Con el pasar de los años, según Google, ellos han aprendido bastante debido a que tienen que proteger sus servidores, usuarios, webmasters y proveedores de internet. Su experiencia le ha ayudado a Google durante los últimos cinco años en la lucha contra estas personas malintencionadas y como siempre continúan mejorando de manera proactiva su seguridad.
Google dice que en promedio encuentran 9500 nuevas páginas malintencionadas todos los días. La compañía también entrega varios millones de advertencias todos los días a través de su API Safe Browsing, el cual sirve para mantener alejados del peligro a sus 600 millones de usuarios. El gigante de las búsquedas también mencionó que todos los días entregan de 12 a 14 millones de advertencias a través de su motor de búsquedas.
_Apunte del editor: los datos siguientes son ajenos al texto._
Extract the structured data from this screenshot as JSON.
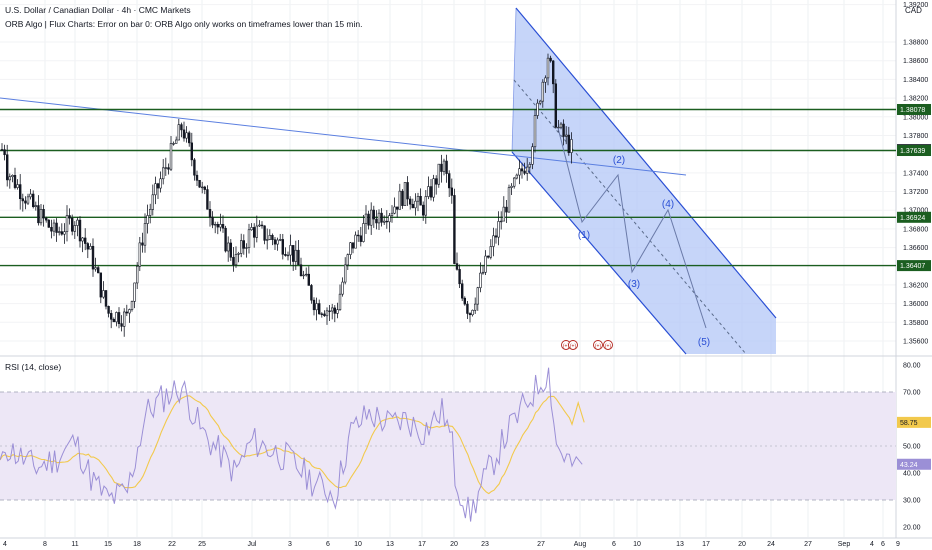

A través de una alianza entre Google y StopBadware.org, la compañía también alerta a miles de webmasters todos los días sobre páginas infectadas – hackers a menudo logran acceso a una página web legal con la intención de introducir código malintencionado a páginas y blogs confiables.
Como era de esperarse Google reporta que los ataques de malware y phishing han crecido tanto en número como sofisticación. Las páginas malintencionadas a menudo tienen una corta duración de vida – menos de una hora – y periódicamente aparecen bajo nuevos dominios generados al azar para evitar ser detectados.

Aunque el problema es más grande y se ha convertido en un problema internacional, los autores del malware y phishing se han vuelto más hábiles al momento de seleccionar sus víctimas con prácticas específicas como el spear phishing.
Sorprendentemente el origen de la mayoría de las estafas de phishing está en los EE.UU. y Brasil. Irán, España, Australia y Perú están entre los países menos activos cuando se trata de hosts o ataques de phishing.